Adoption spans consumer services, enterprise identity providers, and open source projects, with implementations in Apache HTTP Server modules, NGINX, Keycloak, Shibboleth, SimpleSAMLphp, and commercial offerings by Okta, Inc., Ping Identity, ForgeRock, Auth0. Major platform integration includes Android (operating system), iOS, Windows, and macOS, and cloud services from Amazon Web Services, Microsoft Azure, Google Cloud Platform, and IBM Cloud. Identity federations and ecosystem players such as InCommon, eduGAIN, GLUU, Salesforce, GitHub, LinkedIn, Dropbox (service), Box (company), Slack Technologies, and Atlassian have incorporated compatible flows. Academic deployments at University of California, Berkeley, MIT, Stanford University, and University of Cambridge have driven research integrations used in MOOCs hosted by Coursera, edX, and Udacity.
Security posture builds on cryptographic standards developed by communities around IETF, W3C, and FIDO Alliance with implementations leveraging RSA (cryptosystem), Elliptic-curve cryptography, HMAC, and X.509 certificates. Threat modeling references incident analyses comparable to breaches experienced by Yahoo!, Equifax, LinkedIn, Target Corporation, and mitigations are informed by guidance from National Institute of Standards and Technology, ENISA, CERT Coordination Center, and privacy frameworks like General Data Protection Regulation and California Consumer Privacy Act. Privacy engineering practices mirror approaches advocated by Mozilla Foundation, Electronic Frontier Foundation, and academic centers such as Center for Internet and Society and Harvard Berkman Klein Center. Conformance and certification programs include testing for replay attacks, token theft, CSRF, and phasing out insecure flows to align with recommendations by IETF OAuth Working Group and W3C WebAuthn.

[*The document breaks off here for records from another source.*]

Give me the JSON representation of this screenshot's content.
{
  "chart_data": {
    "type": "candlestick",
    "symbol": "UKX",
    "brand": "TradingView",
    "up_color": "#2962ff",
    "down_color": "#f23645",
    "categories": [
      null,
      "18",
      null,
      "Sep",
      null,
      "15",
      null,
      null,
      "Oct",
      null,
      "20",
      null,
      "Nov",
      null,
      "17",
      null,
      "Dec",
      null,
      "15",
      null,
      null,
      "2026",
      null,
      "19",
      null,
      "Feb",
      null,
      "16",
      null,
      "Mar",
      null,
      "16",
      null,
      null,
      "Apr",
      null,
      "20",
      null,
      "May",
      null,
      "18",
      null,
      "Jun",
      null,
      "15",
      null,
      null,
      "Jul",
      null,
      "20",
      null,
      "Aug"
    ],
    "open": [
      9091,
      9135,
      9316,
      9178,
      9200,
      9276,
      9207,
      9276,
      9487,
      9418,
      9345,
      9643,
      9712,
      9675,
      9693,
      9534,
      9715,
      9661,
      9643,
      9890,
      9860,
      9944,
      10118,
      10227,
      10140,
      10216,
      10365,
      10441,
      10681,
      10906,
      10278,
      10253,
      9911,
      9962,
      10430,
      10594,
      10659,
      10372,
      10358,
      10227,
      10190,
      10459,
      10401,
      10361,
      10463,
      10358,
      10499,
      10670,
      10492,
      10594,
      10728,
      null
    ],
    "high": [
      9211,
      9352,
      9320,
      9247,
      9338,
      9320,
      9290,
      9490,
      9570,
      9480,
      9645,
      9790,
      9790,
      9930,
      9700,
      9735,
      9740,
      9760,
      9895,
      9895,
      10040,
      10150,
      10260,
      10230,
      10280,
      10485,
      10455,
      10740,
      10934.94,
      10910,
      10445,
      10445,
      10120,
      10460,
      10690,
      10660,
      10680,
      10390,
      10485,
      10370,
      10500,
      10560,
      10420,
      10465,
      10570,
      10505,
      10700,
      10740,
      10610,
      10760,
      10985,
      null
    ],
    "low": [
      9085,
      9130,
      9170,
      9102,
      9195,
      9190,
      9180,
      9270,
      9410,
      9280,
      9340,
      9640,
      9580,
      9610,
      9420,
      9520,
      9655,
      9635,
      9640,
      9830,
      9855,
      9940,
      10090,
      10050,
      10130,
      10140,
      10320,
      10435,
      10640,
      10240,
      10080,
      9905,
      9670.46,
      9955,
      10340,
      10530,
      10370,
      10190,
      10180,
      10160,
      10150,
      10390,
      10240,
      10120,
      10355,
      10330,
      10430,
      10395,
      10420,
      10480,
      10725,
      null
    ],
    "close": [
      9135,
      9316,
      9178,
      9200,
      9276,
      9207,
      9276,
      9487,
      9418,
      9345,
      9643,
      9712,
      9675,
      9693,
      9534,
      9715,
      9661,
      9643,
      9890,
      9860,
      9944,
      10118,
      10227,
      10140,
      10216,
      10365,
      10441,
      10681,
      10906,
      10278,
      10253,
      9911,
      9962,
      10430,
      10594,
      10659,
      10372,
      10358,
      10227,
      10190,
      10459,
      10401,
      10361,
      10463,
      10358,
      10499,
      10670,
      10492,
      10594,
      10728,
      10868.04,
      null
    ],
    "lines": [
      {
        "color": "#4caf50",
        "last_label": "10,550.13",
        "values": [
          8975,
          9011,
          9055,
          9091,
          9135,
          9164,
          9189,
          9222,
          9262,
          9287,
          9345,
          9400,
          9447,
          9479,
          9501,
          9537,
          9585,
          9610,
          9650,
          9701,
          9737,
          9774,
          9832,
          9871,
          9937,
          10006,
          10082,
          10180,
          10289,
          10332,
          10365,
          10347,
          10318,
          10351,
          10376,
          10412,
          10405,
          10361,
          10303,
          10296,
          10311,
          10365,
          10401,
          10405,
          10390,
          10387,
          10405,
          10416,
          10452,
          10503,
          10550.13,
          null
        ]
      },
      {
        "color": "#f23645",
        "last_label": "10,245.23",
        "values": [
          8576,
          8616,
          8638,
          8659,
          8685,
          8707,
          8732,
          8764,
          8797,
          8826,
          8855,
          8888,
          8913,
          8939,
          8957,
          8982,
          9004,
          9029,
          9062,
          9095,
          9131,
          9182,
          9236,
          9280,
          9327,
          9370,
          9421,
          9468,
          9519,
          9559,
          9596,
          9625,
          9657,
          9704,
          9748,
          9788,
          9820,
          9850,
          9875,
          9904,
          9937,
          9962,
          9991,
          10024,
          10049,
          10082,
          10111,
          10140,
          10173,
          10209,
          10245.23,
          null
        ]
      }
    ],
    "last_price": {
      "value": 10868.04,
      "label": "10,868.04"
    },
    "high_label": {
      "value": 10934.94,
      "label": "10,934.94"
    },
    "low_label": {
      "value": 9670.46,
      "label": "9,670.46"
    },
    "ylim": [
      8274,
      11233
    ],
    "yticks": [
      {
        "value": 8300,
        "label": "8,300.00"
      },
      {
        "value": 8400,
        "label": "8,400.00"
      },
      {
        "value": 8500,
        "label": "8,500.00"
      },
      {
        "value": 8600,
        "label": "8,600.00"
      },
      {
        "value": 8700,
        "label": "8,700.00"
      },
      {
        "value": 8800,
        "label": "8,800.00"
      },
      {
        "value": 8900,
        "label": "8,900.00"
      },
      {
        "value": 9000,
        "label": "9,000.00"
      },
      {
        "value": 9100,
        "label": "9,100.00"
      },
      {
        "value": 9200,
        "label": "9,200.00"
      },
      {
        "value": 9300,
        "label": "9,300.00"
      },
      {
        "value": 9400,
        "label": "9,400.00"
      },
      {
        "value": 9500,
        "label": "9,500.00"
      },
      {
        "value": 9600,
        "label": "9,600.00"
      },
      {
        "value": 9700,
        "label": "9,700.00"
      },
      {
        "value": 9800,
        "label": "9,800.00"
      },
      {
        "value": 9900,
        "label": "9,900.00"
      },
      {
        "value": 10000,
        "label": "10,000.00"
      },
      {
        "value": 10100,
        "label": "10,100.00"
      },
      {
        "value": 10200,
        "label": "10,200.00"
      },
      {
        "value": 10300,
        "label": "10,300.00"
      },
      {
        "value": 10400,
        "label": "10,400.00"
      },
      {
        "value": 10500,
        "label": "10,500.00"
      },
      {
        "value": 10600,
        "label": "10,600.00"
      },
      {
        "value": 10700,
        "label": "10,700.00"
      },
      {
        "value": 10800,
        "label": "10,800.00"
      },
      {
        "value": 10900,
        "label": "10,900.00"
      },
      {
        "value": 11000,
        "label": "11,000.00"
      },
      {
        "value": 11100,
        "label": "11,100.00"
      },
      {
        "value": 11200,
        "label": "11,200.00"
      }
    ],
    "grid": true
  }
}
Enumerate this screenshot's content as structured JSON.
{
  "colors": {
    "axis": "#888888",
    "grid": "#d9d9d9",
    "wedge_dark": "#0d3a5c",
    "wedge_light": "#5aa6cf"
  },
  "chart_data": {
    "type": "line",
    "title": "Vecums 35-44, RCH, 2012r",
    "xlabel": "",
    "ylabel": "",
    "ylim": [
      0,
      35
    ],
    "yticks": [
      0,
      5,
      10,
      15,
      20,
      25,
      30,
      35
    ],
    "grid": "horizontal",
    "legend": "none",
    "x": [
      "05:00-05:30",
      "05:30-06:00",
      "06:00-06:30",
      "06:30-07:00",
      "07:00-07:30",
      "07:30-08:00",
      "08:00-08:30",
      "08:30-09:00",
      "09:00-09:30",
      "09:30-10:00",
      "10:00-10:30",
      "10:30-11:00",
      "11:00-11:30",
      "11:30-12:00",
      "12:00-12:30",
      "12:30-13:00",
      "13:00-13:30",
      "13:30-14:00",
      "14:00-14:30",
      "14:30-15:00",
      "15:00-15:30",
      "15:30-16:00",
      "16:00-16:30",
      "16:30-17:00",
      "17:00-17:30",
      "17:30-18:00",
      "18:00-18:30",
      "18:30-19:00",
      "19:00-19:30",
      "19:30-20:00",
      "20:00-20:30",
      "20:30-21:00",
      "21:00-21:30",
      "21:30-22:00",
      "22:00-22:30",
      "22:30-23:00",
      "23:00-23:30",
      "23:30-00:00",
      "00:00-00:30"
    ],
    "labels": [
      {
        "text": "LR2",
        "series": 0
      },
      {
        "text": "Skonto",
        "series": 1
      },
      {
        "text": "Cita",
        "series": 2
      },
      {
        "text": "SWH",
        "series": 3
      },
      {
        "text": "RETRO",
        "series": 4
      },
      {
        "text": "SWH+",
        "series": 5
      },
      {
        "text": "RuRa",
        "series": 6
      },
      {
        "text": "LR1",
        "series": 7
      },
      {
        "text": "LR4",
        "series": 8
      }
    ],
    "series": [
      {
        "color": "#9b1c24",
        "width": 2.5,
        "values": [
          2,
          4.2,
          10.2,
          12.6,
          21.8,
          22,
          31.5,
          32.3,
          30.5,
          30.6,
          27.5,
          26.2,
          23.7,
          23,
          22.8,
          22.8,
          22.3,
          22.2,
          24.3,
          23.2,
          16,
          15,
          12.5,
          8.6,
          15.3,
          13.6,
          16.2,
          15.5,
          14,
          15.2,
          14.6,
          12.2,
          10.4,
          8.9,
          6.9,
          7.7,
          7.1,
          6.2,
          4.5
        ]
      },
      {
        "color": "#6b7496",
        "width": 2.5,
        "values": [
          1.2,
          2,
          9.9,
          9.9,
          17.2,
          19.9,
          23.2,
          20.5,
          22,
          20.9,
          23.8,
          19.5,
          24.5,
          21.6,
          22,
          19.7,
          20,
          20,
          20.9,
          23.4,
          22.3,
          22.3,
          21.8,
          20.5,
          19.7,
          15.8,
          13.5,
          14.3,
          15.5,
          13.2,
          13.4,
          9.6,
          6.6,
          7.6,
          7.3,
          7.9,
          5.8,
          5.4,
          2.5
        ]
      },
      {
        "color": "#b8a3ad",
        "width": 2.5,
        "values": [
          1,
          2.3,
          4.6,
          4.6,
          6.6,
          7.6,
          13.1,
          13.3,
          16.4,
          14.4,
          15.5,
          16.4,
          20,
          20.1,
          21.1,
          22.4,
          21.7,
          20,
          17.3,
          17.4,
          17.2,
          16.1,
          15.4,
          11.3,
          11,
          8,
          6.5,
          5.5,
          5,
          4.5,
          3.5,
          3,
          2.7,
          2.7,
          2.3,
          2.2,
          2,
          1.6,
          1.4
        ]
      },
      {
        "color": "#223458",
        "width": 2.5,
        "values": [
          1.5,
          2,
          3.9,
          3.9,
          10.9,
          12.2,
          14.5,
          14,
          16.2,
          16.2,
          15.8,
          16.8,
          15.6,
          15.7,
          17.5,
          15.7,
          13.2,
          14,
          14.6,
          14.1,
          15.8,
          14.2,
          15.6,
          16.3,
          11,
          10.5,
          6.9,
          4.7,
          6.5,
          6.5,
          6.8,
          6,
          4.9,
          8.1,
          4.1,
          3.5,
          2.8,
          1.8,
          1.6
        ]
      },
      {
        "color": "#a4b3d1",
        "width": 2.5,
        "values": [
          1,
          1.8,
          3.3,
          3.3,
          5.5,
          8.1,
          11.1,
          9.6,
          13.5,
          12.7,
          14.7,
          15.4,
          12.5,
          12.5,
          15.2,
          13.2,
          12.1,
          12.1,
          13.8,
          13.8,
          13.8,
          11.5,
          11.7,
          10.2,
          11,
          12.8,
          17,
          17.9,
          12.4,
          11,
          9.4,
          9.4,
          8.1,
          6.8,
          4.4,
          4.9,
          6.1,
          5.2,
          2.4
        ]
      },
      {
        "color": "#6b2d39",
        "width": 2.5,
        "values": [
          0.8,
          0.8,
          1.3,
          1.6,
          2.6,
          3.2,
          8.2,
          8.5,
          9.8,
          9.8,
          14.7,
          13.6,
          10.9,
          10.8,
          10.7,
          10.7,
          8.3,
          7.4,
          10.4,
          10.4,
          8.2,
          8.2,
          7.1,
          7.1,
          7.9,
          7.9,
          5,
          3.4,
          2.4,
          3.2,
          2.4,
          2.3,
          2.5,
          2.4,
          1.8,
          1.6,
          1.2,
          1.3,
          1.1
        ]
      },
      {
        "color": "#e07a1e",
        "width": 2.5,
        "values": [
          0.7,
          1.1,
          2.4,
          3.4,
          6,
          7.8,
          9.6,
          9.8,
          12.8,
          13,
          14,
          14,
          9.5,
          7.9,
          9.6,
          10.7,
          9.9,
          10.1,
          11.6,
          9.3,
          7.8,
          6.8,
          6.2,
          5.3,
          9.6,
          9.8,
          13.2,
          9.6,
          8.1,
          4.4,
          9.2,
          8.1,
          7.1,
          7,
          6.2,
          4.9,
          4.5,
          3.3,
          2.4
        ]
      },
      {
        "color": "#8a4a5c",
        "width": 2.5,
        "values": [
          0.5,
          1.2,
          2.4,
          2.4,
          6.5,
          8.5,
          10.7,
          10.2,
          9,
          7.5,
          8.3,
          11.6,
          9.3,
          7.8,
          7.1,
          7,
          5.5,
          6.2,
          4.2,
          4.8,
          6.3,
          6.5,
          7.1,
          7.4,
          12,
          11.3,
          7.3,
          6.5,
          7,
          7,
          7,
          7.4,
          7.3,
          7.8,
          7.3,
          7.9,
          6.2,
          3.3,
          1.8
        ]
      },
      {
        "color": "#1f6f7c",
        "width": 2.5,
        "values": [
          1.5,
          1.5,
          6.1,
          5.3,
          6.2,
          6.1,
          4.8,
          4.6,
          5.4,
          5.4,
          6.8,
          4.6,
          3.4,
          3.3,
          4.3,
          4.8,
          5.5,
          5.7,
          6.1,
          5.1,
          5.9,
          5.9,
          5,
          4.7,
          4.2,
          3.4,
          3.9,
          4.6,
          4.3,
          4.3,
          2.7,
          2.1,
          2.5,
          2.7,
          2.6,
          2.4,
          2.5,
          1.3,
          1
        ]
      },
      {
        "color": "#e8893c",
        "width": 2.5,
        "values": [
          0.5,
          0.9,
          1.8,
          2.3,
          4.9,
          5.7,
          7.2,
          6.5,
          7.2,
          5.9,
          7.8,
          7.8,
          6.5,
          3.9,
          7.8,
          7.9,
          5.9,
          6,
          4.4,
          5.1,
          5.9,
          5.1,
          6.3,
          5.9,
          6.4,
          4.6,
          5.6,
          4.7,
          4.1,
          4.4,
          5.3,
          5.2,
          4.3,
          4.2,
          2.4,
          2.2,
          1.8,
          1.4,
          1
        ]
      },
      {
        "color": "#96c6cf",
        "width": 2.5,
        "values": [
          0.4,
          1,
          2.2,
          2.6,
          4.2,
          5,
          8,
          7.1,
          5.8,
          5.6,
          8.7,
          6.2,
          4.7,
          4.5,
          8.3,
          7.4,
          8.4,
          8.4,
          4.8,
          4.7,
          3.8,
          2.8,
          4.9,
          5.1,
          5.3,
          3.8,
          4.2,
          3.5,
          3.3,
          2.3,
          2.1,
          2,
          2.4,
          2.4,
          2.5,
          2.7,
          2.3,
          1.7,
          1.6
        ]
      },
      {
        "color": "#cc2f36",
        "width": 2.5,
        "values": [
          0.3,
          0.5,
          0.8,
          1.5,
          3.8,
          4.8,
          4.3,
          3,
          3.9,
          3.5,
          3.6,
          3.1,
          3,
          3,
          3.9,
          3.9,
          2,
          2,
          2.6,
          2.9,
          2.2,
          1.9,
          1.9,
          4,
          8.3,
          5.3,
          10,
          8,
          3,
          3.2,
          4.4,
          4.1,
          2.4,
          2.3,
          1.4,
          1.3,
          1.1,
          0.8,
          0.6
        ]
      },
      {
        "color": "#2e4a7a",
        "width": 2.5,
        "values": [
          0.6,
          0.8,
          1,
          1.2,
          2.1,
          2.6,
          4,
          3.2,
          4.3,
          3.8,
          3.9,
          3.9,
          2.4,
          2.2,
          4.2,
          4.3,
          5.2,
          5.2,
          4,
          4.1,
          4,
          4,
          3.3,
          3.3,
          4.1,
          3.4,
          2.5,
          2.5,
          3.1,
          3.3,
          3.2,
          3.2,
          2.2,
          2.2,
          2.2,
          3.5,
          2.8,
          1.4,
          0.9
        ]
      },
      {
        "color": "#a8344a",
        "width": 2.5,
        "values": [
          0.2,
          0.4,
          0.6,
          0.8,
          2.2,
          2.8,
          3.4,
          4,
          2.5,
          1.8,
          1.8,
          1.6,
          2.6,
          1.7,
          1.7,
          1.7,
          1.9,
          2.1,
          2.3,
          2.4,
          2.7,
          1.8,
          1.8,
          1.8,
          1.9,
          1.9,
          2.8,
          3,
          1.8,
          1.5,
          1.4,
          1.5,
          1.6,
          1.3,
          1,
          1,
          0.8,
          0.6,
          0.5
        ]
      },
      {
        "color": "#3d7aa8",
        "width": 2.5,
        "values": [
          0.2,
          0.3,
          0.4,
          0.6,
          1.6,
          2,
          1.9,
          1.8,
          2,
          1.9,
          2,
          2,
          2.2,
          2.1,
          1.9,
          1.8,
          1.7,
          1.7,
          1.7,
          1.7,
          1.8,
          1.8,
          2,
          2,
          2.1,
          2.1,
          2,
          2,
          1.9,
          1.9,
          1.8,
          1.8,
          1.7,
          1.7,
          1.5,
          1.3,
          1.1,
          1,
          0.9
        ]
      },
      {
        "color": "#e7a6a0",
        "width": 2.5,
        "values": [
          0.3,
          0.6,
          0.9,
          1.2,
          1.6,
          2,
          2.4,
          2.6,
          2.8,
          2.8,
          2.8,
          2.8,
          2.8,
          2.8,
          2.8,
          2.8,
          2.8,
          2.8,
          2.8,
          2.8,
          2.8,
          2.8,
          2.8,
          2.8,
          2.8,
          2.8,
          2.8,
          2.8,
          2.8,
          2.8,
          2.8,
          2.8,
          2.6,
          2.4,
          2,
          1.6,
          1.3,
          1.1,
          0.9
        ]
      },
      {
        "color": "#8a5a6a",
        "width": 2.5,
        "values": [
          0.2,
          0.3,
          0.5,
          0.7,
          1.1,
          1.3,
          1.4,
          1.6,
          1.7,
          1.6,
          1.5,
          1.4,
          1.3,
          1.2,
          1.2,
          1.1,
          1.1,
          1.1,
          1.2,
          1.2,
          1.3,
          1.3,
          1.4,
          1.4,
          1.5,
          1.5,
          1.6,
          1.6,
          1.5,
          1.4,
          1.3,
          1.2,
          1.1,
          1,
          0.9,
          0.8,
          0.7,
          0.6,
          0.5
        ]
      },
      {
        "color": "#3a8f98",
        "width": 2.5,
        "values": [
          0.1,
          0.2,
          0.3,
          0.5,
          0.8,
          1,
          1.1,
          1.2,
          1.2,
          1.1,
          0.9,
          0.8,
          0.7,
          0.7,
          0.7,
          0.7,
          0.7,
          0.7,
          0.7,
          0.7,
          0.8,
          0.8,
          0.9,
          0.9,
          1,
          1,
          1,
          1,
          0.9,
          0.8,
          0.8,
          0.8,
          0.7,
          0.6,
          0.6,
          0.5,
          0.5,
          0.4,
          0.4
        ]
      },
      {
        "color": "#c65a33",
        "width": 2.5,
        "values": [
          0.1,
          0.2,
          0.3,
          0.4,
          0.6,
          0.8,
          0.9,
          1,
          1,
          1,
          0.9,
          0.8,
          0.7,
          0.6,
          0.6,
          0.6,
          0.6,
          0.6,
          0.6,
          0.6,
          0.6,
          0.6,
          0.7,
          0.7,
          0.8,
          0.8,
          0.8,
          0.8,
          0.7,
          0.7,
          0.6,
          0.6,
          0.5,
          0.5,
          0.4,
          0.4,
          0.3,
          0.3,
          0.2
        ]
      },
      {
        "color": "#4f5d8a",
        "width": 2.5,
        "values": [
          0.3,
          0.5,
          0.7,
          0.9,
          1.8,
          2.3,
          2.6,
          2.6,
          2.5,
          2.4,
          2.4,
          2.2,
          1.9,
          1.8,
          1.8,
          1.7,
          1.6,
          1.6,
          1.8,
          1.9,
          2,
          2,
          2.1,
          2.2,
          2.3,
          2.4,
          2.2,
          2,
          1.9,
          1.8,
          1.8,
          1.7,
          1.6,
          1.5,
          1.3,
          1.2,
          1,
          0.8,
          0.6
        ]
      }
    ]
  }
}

The Foundation organizes workshops, interoperability events, and collaborates with conferences like RSA Conference, Black Hat USA, Internet Identity Workshop, Identiverse, Krebs on Security-adjacent forums, and academic symposia at USENIX Security Symposium, IEEE Symposium on Security and Privacy, and ACM CCS. Outreach includes liaison activity with W3C, IETF, OASIS, FIDO Alliance, and regional identity fora in Europe, Asia-Pacific, and Latin America working with national bodies such as Gov.uk Verify-related teams, DAJIE-style platforms (China), and public sector identity programs in Australia and Canada. Training, certification, and community engagement are supported through collaborations with vendor conferences hosted by Microsoft Ignite, Google Cloud Next, AWS re:Invent, and partner meetups involving GitHub Universe and DevOpsDays.